2. the machine learning method of fast lifting text classification performance as described in claim 1, which is characterized in that the acquisition Target data set, including the pretreatment to target text data set.

3. the machine learning method of fast lifting text classification performance as claimed in claim 2, which is characterized in that described logical It crosses the existing Construction of A Model of multiplexing and goes out query text sample, existing Model Reuse method includes: to be realized using Adaptive SVM The multiplexing of SVM model, i.e., by instructing the training text sample of goal task to complete using the weight of existing model as regular terms Modeling；Realize the multiplexing of Random Forest model using STRUT and SER, i.e., by structural information using decision tree and Text data distributed intelligence instructs the training text sample of goal task to complete modeling；Using deep learning Fine-tune skill Art realizes the multiplexing of deep learning model, that is, freezes the part convolutional layer of existing model, use linear Logistic regression technique The remaining convolutional layer of training and the multiplexing of full articulamentum implementation model.

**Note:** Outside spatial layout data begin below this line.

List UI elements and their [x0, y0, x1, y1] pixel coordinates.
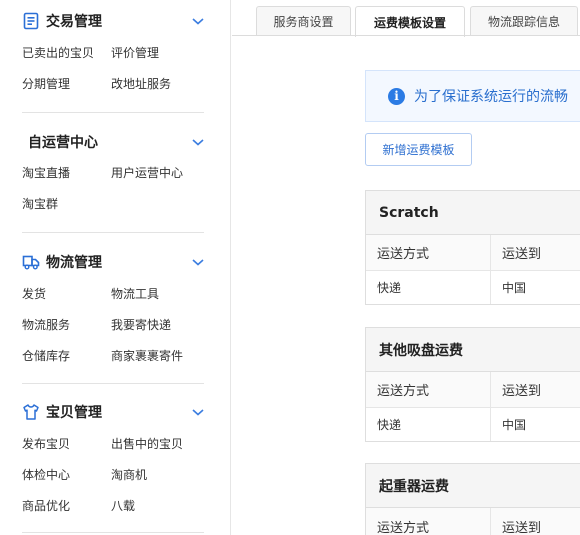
sidebar-group-trade-header[interactable]: 交易管理 — [22, 10, 102, 32]
sidebar-link-health-check[interactable]: 体检中心 — [22, 466, 70, 483]
column-header: 运送方式 — [366, 235, 491, 270]
chevron-down-icon[interactable] — [190, 13, 206, 29]
sidebar-link-sold-items[interactable]: 已卖出的宝贝 — [22, 44, 94, 61]
tab-service-provider[interactable]: 服务商设置 — [256, 6, 351, 36]
chevron-down-icon[interactable] — [190, 404, 206, 420]
table-header-row: 运送方式 运送到 — [366, 235, 580, 271]
tab-label: 服务商设置 — [273, 15, 334, 29]
table-cell: 中国 — [502, 418, 527, 432]
tab-label: 物流跟踪信息 — [487, 15, 560, 29]
sidebar-group-title: 交易管理 — [46, 14, 102, 30]
table-cell: 快递 — [366, 408, 491, 441]
shirt-icon — [22, 403, 40, 421]
sidebar-link-address-change[interactable]: 改地址服务 — [111, 75, 171, 92]
info-icon: i — [388, 87, 405, 105]
sidebar-link-send-express[interactable]: 我要寄快递 — [111, 316, 171, 333]
divider — [22, 532, 204, 533]
table-header-row: 运送方式 运送到 — [366, 372, 580, 408]
tab-shipping-template[interactable]: 运费模板设置 — [355, 6, 465, 37]
column-header: 运送方式 — [366, 508, 491, 535]
table-header-row: 运送方式 运送到 — [366, 508, 580, 535]
sidebar-group-title: 物流管理 — [46, 255, 102, 271]
tab-label: 运费模板设置 — [373, 15, 446, 30]
sidebar-group-self-ops-header[interactable]: 自运营中心 — [22, 131, 98, 153]
column-header: 运送到 — [502, 247, 542, 262]
sidebar-link-reviews[interactable]: 评价管理 — [111, 44, 159, 61]
chevron-down-icon[interactable] — [190, 254, 206, 270]
notice-text: 为了保证系统运行的流畅 — [414, 89, 568, 105]
template-card-jack: 起重器运费 运送方式 运送到 — [365, 463, 580, 535]
table-row: 快递 中国 — [366, 408, 580, 441]
sidebar-group-logistics-header[interactable]: 物流管理 — [22, 251, 102, 273]
notice-banner: i 为了保证系统运行的流畅 — [365, 70, 580, 122]
table-row: 快递 中国 — [366, 271, 580, 304]
sidebar-link-installments[interactable]: 分期管理 — [22, 75, 70, 92]
sidebar-link-groups[interactable]: 淘宝群 — [22, 195, 58, 212]
sidebar-link-optimize[interactable]: 商品优化 — [22, 497, 70, 514]
table-cell: 快递 — [366, 271, 491, 304]
sidebar-link-warehouse[interactable]: 仓储库存 — [22, 347, 70, 364]
sidebar-link-publish[interactable]: 发布宝贝 — [22, 435, 70, 452]
sidebar-group-title: 宝贝管理 — [46, 405, 102, 421]
chevron-down-icon[interactable] — [190, 134, 206, 150]
column-header: 运送到 — [502, 384, 542, 399]
sidebar-link-guoguo[interactable]: 商家裹裹寄件 — [111, 347, 183, 364]
template-card-suction: 其他吸盘运费 运送方式 运送到 快递 中国 — [365, 327, 580, 442]
tab-logistics-tracking[interactable]: 物流跟踪信息 — [470, 6, 578, 36]
column-header: 运送到 — [502, 520, 542, 535]
sidebar-link-opportunity[interactable]: 淘商机 — [111, 466, 147, 483]
tab-bar-baseline — [232, 35, 580, 36]
template-title: Scratch — [366, 191, 580, 235]
template-title: 其他吸盘运费 — [366, 328, 580, 372]
column-header: 运送方式 — [366, 372, 491, 407]
sidebar-link-bazai[interactable]: 八载 — [111, 497, 135, 514]
divider — [22, 383, 204, 384]
sidebar-link-live[interactable]: 淘宝直播 — [22, 164, 70, 181]
template-title: 起重器运费 — [366, 464, 580, 508]
document-list-icon — [22, 12, 40, 30]
sidebar-link-user-ops[interactable]: 用户运营中心 — [111, 164, 183, 181]
sidebar-link-logistics-tools[interactable]: 物流工具 — [111, 285, 159, 302]
table-cell: 中国 — [502, 281, 527, 295]
template-card-scratch: Scratch 运送方式 运送到 快递 中国 — [365, 190, 580, 305]
sidebar-group-title: 自运营中心 — [28, 135, 98, 151]
sidebar-link-logistics-service[interactable]: 物流服务 — [22, 316, 70, 333]
delivery-truck-icon — [22, 253, 40, 271]
sidebar-link-ship[interactable]: 发货 — [22, 285, 46, 302]
divider — [22, 112, 204, 113]
divider — [22, 232, 204, 233]
sidebar-group-items-header[interactable]: 宝贝管理 — [22, 401, 102, 423]
sidebar-link-on-sale[interactable]: 出售中的宝贝 — [111, 435, 183, 452]
sidebar: 交易管理 已卖出的宝贝 评价管理 分期管理 改地址服务 自运营中心 淘宝直播 用… — [0, 0, 220, 535]
content-separator — [230, 0, 231, 535]
add-shipping-template-button[interactable]: 新增运费模板 — [365, 133, 472, 166]
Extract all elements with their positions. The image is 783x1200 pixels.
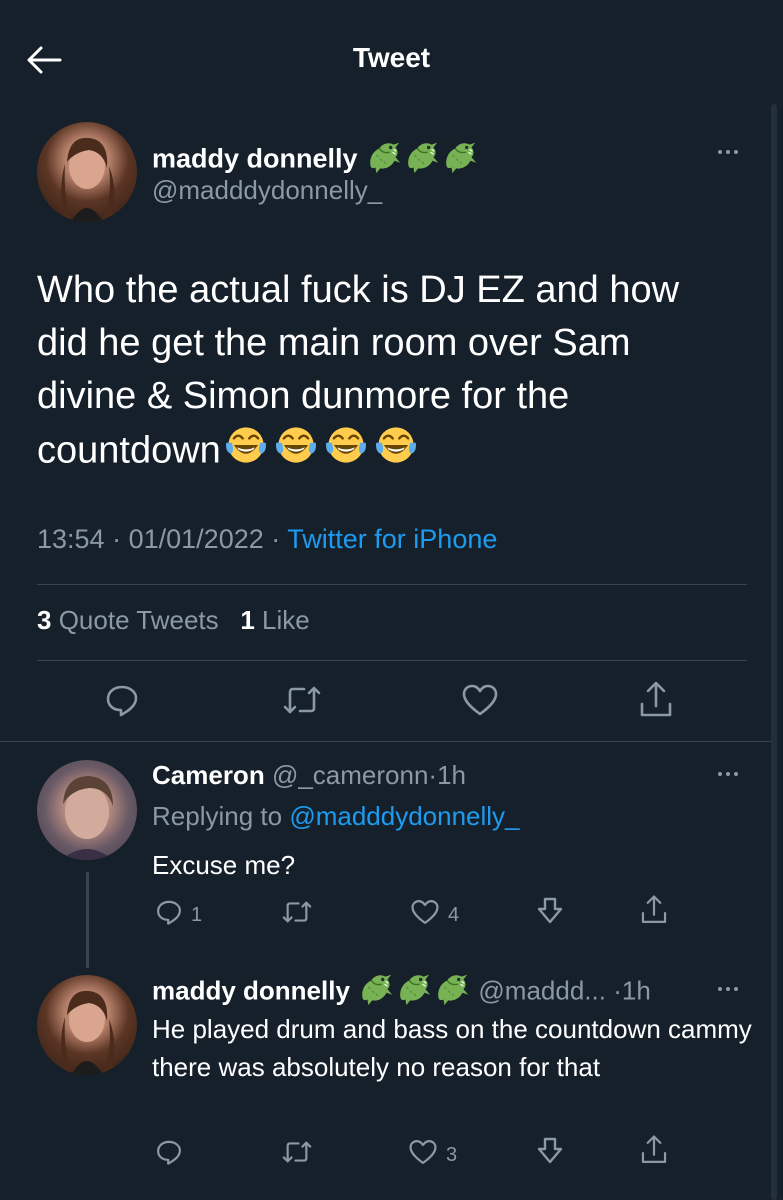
retweet-button[interactable] xyxy=(282,682,322,724)
like-count: 1 xyxy=(240,605,255,635)
replying-prefix: Replying to xyxy=(152,801,283,831)
face-with-tears-of-joy-icon xyxy=(371,423,421,482)
top-bar: Tweet xyxy=(0,0,783,112)
share-button[interactable] xyxy=(639,1134,669,1172)
share-button[interactable] xyxy=(639,894,669,932)
like-button[interactable] xyxy=(461,682,499,724)
heart-icon xyxy=(461,682,499,724)
page-title: Tweet xyxy=(352,42,431,73)
reply-button[interactable] xyxy=(104,682,140,724)
crocodile-icon xyxy=(395,970,433,1015)
reply-count: 1 xyxy=(191,903,203,926)
reply-text: Excuse me? xyxy=(152,850,296,880)
divider xyxy=(37,584,747,585)
heart-icon xyxy=(410,898,440,932)
share-icon xyxy=(637,680,675,726)
divider xyxy=(0,741,771,742)
avatar[interactable] xyxy=(37,975,137,1075)
meta-separator: · xyxy=(613,975,622,1006)
like-count: 4 xyxy=(448,903,460,926)
tweet-meta: 13:54 · 01/01/2022 · Twitter for iPhone xyxy=(37,524,497,555)
reply-icon xyxy=(155,1138,183,1172)
face-with-tears-of-joy-icon xyxy=(221,423,271,482)
tweet-stats: 3 Quote Tweets 1 Like xyxy=(37,605,310,636)
replying-handle[interactable]: @madddydonnelly_ xyxy=(289,801,519,831)
more-dots-icon[interactable] xyxy=(718,772,738,776)
reply-header: maddy donnelly @maddd... ·1h xyxy=(152,970,651,1015)
author-handle[interactable]: @madddydonnelly_ xyxy=(152,175,382,206)
more-dots-icon[interactable] xyxy=(718,150,738,154)
retweet-button[interactable] xyxy=(281,898,313,932)
author-name[interactable]: maddy donnelly xyxy=(152,144,358,174)
avatar[interactable] xyxy=(37,760,137,860)
thread-line xyxy=(86,872,89,968)
author-name[interactable]: maddy donnelly xyxy=(152,975,350,1005)
like-button[interactable]: 4 xyxy=(410,898,459,932)
tweet-time[interactable]: 13:54 xyxy=(37,524,105,554)
crocodile-icon xyxy=(441,138,479,183)
share-icon xyxy=(639,894,669,932)
downvote-button[interactable] xyxy=(536,896,564,932)
retweet-button[interactable] xyxy=(281,1138,313,1172)
crocodile-icon xyxy=(403,138,441,183)
quote-count: 3 xyxy=(37,605,52,635)
like-count: 3 xyxy=(446,1143,458,1166)
retweet-icon xyxy=(281,1138,313,1172)
replying-to: Replying to @madddydonnelly_ xyxy=(152,801,520,832)
crocodile-icon xyxy=(433,970,471,1015)
reply-header: Cameron @_cameronn·1h xyxy=(152,760,466,791)
reply-button[interactable]: 1 xyxy=(155,898,202,932)
share-icon xyxy=(639,1134,669,1172)
tweet-source[interactable]: Twitter for iPhone xyxy=(287,524,497,554)
retweet-icon xyxy=(282,682,322,724)
author-name[interactable]: Cameron xyxy=(152,760,265,790)
face-with-tears-of-joy-icon xyxy=(321,423,371,482)
more-dots-icon[interactable] xyxy=(718,987,738,991)
author-handle[interactable]: @_cameronn xyxy=(272,760,428,790)
meta-separator: · xyxy=(112,524,122,554)
reply-time[interactable]: 1h xyxy=(437,760,466,790)
avatar[interactable] xyxy=(37,122,137,222)
reply-icon xyxy=(155,898,183,932)
meta-separator: · xyxy=(428,760,438,790)
meta-separator: · xyxy=(271,524,281,554)
likes-link[interactable]: 1 Like xyxy=(240,605,309,635)
face-with-tears-of-joy-icon xyxy=(271,423,321,482)
downvote-icon xyxy=(536,1136,564,1172)
crocodile-icon xyxy=(357,970,395,1015)
reply-time[interactable]: 1h xyxy=(622,975,651,1005)
quote-tweets-link[interactable]: 3 Quote Tweets xyxy=(37,605,219,635)
tweet-text: Who the actual fuck is DJ EZ and how did… xyxy=(37,264,737,482)
scrollbar[interactable] xyxy=(771,104,777,1200)
share-button[interactable] xyxy=(637,680,675,726)
downvote-icon xyxy=(536,896,564,932)
divider xyxy=(37,660,747,661)
quote-label: Quote Tweets xyxy=(58,605,219,635)
reply-text: He played drum and bass on the countdown… xyxy=(152,1014,752,1082)
retweet-icon xyxy=(281,898,313,932)
like-button[interactable]: 3 xyxy=(408,1138,457,1172)
reply-icon xyxy=(104,682,140,724)
author-handle[interactable]: @maddd... xyxy=(478,975,606,1005)
downvote-button[interactable] xyxy=(536,1136,564,1172)
reply-button[interactable] xyxy=(155,1138,183,1172)
like-label: Like xyxy=(262,605,310,635)
tweet-date[interactable]: 01/01/2022 xyxy=(129,524,264,554)
heart-icon xyxy=(408,1138,438,1172)
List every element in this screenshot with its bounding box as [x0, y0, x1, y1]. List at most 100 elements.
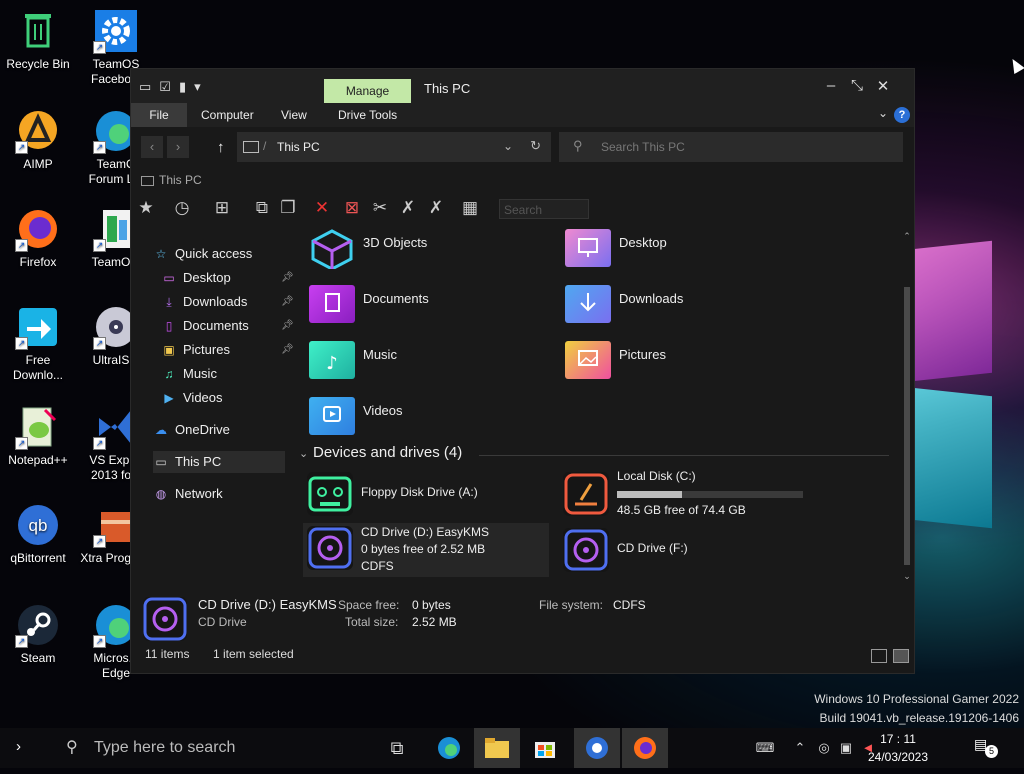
nav-this-pc[interactable]: ▭ This PC: [153, 451, 285, 473]
folder-downloads[interactable]: Downloads: [565, 281, 795, 329]
taskbar-file-explorer[interactable]: [474, 728, 520, 768]
desktop-icon-aimp[interactable]: ↗ AIMP: [0, 108, 76, 172]
details-type: CD Drive: [198, 615, 247, 629]
manage-tab[interactable]: Manage: [324, 79, 411, 103]
mouse-cursor: [1007, 55, 1024, 75]
folder-label: Music: [363, 347, 397, 362]
folder-pictures[interactable]: Pictures: [565, 337, 795, 385]
nav-documents[interactable]: ▯ Documents 📌︎: [161, 315, 294, 337]
network-icon[interactable]: ▣: [836, 728, 856, 768]
tab-file[interactable]: File: [131, 103, 187, 127]
nav-desktop[interactable]: ▭ Desktop 📌︎: [161, 267, 294, 289]
taskbar-firefox[interactable]: [622, 728, 668, 768]
taskbar-store[interactable]: [522, 728, 568, 768]
nav-quick-access[interactable]: ☆ Quick access: [153, 243, 253, 265]
desktop-icon-label: Steam: [20, 651, 56, 665]
chevron-down-icon[interactable]: ⌄: [878, 106, 888, 120]
devices-section-header[interactable]: ⌄ Devices and drives (4): [299, 443, 889, 467]
desktop-icon-label: AIMP: [23, 157, 53, 171]
windows-icon[interactable]: ⊞: [211, 197, 233, 219]
desktop-icon-steam[interactable]: ↗ Steam: [0, 602, 76, 666]
desktop-icon-label: Notepad++: [8, 453, 68, 467]
desktop-icon-qbittorrent[interactable]: qb qBittorrent: [0, 502, 76, 566]
tab-drive-tools[interactable]: Drive Tools: [338, 103, 397, 127]
view-options-icon[interactable]: ▦: [459, 197, 481, 219]
tab-view[interactable]: View: [281, 103, 307, 127]
tab-computer[interactable]: Computer: [201, 103, 254, 127]
computer-icon[interactable]: ▭: [139, 79, 151, 95]
address-row: ‹ › ↑ / This PC ⌄ ↻ ⚲ Search This PC: [131, 129, 914, 167]
search-box[interactable]: ⚲ Search This PC: [559, 132, 903, 162]
back-button[interactable]: ‹: [141, 136, 163, 158]
nav-music[interactable]: ♫ Music: [161, 363, 217, 385]
nav-pictures[interactable]: ▣ Pictures 📌︎: [161, 339, 294, 361]
help-icon[interactable]: ?: [894, 107, 910, 123]
pin-icon[interactable]: 📌︎: [281, 315, 294, 337]
vertical-scrollbar[interactable]: ⌃ ⌄: [902, 229, 912, 585]
up-arrow-icon[interactable]: ↑: [217, 139, 225, 156]
desktop-icon-firefox[interactable]: ↗ Firefox: [0, 206, 76, 270]
virtual-keyboard-icon[interactable]: ⌨: [750, 728, 780, 768]
secondary-breadcrumb[interactable]: This PC: [141, 173, 202, 187]
task-view-icon[interactable]: ⧉: [374, 728, 420, 768]
nav-onedrive[interactable]: ☁ OneDrive: [153, 419, 230, 441]
scroll-up-icon[interactable]: ⌃: [902, 231, 912, 242]
pin-icon[interactable]: 📌︎: [281, 267, 294, 289]
folder-music[interactable]: ♪ Music: [309, 337, 539, 385]
scrollbar-thumb[interactable]: [904, 287, 910, 565]
move-icon[interactable]: ✗: [425, 197, 447, 219]
taskbar-search[interactable]: ⚲ Type here to search: [58, 728, 368, 768]
map-drive-icon[interactable]: ⧉: [251, 197, 273, 219]
desktop-icon-label: Firefox: [19, 255, 57, 269]
folder-documents[interactable]: Documents: [309, 281, 539, 329]
disconnect-icon[interactable]: ✂: [369, 197, 391, 219]
drive-local-c[interactable]: Local Disk (C:) 48.5 GB free of 74.4 GB: [563, 469, 813, 521]
forward-button[interactable]: ›: [167, 136, 189, 158]
drive-capacity-bar: [617, 491, 803, 498]
drive-floppy-a[interactable]: Floppy Disk Drive (A:): [307, 469, 547, 521]
folder-videos[interactable]: Videos: [309, 393, 539, 441]
start-chevron-icon[interactable]: ›: [16, 738, 21, 755]
chevron-down-icon[interactable]: ⌄: [503, 139, 513, 153]
scroll-down-icon[interactable]: ⌄: [902, 571, 912, 582]
pin-icon[interactable]: 📌︎: [281, 339, 294, 361]
large-icons-view-icon[interactable]: [893, 649, 909, 663]
folder-desktop[interactable]: Desktop: [565, 225, 795, 273]
cut-icon[interactable]: ✗: [397, 197, 419, 219]
desktop-icon-free-download[interactable]: ↗ Free Downlo...: [0, 304, 76, 383]
taskbar-qbittorrent[interactable]: [574, 728, 620, 768]
delete-icon[interactable]: ✕: [311, 197, 333, 219]
chevron-up-icon[interactable]: ⌃: [790, 728, 810, 768]
address-bar[interactable]: / This PC ⌄ ↻: [237, 132, 551, 162]
close-button[interactable]: ✕: [873, 77, 893, 95]
space-free-label: Space free:: [338, 598, 400, 612]
star-icon[interactable]: ★: [135, 197, 157, 219]
delete-permanent-icon[interactable]: ⊠: [341, 197, 363, 219]
minimize-button[interactable]: –: [821, 77, 841, 94]
drive-cd-d[interactable]: CD Drive (D:) EasyKMS 0 bytes free of 2.…: [303, 523, 549, 577]
toolbar-search-input[interactable]: Search: [499, 199, 589, 219]
nav-videos[interactable]: ▶ Videos: [161, 387, 222, 409]
clock-date: 24/03/2023: [867, 750, 929, 764]
webcam-icon[interactable]: ◎: [814, 728, 834, 768]
nav-downloads[interactable]: ⤓ Downloads 📌︎: [161, 291, 294, 313]
desktop-icon-recycle-bin[interactable]: Recycle Bin: [0, 8, 76, 72]
desktop-icon-notepad[interactable]: ↗ Notepad++: [0, 404, 76, 468]
history-icon[interactable]: ◷: [171, 197, 193, 219]
new-folder-icon[interactable]: ▮: [179, 79, 186, 95]
customize-qat-icon[interactable]: ▾: [194, 79, 201, 95]
system-clock[interactable]: 17 : 11 24/03/2023: [857, 730, 939, 766]
title-bar: ▭ ☑ ▮ ▾ Manage This PC – ⤡ ✕: [131, 69, 914, 103]
refresh-icon[interactable]: ↻: [530, 138, 541, 154]
maximize-button[interactable]: ⤡: [847, 77, 867, 94]
notification-center-icon[interactable]: ▤ 5: [974, 736, 998, 758]
details-view-icon[interactable]: [871, 649, 887, 663]
taskbar-edge[interactable]: [426, 728, 472, 768]
pin-icon[interactable]: 📌︎: [281, 291, 294, 313]
nav-network[interactable]: ◍ Network: [153, 483, 223, 505]
folder-3d-objects[interactable]: 3D Objects: [309, 225, 539, 273]
drive-cd-f[interactable]: CD Drive (F:): [563, 525, 813, 577]
this-pc-icon: [141, 175, 154, 186]
windows-cascade-icon[interactable]: ❐: [277, 197, 299, 219]
properties-icon[interactable]: ☑: [159, 79, 171, 95]
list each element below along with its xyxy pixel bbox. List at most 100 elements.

4. the machine learning method of fast lifting text classification performance as claimed in claim 3, which is characterized in that the utilization The step of existing model filter unnecessary inquiry are as follows:

1) samples of text to be checked is selected by Active Learning, inquiry, which refers to, here obtains this paper sample by domain expert Label；

2) the prediction Confidence of text sample is calculated using existing model:

3) judge whether to need to inquire according to prediction Confidence；Specifically, if prediction Confidence is higher than specified threshold, lead to It crosses existing model and provides label；Otherwise, then it is marked by domain expert.

5. the machine learning method of fast lifting text classification performance as claimed in claim 4, which is characterized in that described to be based on Markd samples of text is updated the significance level of existing model, makes larger tribute to performance boost it is, improving The weight for the existing model offered reduces the weight for lacking the existing model of contribution to performance boost at the same time.